Talk about a month to give thanks, I just want to remind you all to count your blessings! Be thankful for the little things: heat, clean water, hot showers, electricity, and hot food on the table. The simple necessities we often take for granted.


This dish can be assembled ahead of time, then baked in the oven when you are ready to eat. It also freezes well and reheats great. I made them in individual oven safe dishes for perfect portion control, but you can also make this in one large pie dish.


Sweet Potato Turkey Shepard’s Pie
gordon-ramsay-recipe.com
Servings: 6 Size: 1 pie • Old Points: 5 pts • Points+: 6
Calories: 250 • Fat: 6 g • Carb: 34 g Fiber: 6 g • Protein: 16.5 g • Sugar: 3 g
Sodium: 304 mg  (without salt)

Ingredients:

For the potatoes:

  • 1-1/2 lbs sweet potatoes, peeled, diced
  • 3 cloves garlic
  • 1/2 cup 1% milk
  • 1/4 cup fat free chicken broth*
  • 2 tbsp reduced fat sour cream
  • salt and pepper to taste

For the filling:

  • 1 lb 93% lean ground turkey
  • 1 tsp olive oil
  • 1 medium onion, diced
  • 1 celery stalk, chopped
  • 1 parsnip, diced
  • 2 cloves garlic, diced
  • 8 oz mushrooms, diced
  • 10 oz frozen mixed vegetables 
  • 2 tbsp flour (leave out to make gluten-free)
  • 1 cup fat-free low-sodium chicken broth*
  • 2 tsp tomato paste
  • 1 tsp Worcestershire sauce
  • 1 tsp freshly chopped rosemary
  • salt and pepper
  • paprika

Directions:

Boil
sweet potatoes and garlic in a pot of salted water until cooked and
soft. Drain and mash with chicken broth, sour cream, salt and pepper. 

Preheat oven to 400°F.

In a large saute
pan brown turkey; season with salt and pepper. When cooked, set aside on
a plate. Add olive oil to the pan, then add the onion and sauté one minute. Add the celery, parsnip, salt and pepper to taste; cook about 12
minutes, until celery is soft.

Add garlic and mushrooms; sauté
another 3-4 minutes. Add flour, salt and pepper and mix well. Add frozen
vegetables, chicken broth, tomato paste, Worcestershire sauce,
rosemary, cooked turkey, and mix well. Simmer on low about 5-10 minutes. 

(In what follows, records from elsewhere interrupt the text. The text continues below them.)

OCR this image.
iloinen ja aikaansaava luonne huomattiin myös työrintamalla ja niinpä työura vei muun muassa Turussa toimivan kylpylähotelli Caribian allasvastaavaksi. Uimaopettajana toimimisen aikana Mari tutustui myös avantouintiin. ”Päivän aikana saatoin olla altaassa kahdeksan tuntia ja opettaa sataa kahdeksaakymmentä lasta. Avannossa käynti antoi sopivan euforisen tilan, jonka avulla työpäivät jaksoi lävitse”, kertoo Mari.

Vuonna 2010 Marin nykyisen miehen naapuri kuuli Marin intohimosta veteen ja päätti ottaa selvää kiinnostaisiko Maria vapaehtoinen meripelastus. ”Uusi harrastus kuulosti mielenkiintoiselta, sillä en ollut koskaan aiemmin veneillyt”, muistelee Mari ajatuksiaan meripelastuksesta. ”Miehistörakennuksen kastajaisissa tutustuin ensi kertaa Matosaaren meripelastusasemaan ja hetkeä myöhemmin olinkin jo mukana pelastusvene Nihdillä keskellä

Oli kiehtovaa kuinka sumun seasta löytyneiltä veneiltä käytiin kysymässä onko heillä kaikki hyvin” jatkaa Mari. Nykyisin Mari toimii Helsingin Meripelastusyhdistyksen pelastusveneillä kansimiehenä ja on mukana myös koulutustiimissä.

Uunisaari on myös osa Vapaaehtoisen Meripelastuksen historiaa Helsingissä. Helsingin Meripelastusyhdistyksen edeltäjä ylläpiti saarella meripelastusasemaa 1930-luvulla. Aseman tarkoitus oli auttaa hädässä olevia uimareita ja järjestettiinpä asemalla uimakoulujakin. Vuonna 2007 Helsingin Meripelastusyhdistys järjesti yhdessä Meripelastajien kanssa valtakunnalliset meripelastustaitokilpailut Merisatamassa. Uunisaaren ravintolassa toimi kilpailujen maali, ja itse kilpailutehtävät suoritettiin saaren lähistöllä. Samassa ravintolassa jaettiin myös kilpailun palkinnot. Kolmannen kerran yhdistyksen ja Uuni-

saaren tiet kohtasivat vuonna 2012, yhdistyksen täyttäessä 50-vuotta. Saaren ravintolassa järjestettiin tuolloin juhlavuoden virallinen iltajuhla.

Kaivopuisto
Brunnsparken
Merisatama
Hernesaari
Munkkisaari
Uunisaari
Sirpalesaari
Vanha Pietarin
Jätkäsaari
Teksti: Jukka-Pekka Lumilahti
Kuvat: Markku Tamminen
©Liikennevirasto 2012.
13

In 6 oven safe individual dishes spread 1 cup of the meat mixture on the bottom of each dish. Top each with 1/2 cup mashed sweet potatoes. Use a fork to scrape
the top of the potatoes to make ridges; sprinkle with paprika. Bake 20 minutes or
until potatoes turn golden. Remove from oven and let it cool 10
minutes before serving.

*For Gluten-free diets, be sure you broth is labeled gluten free.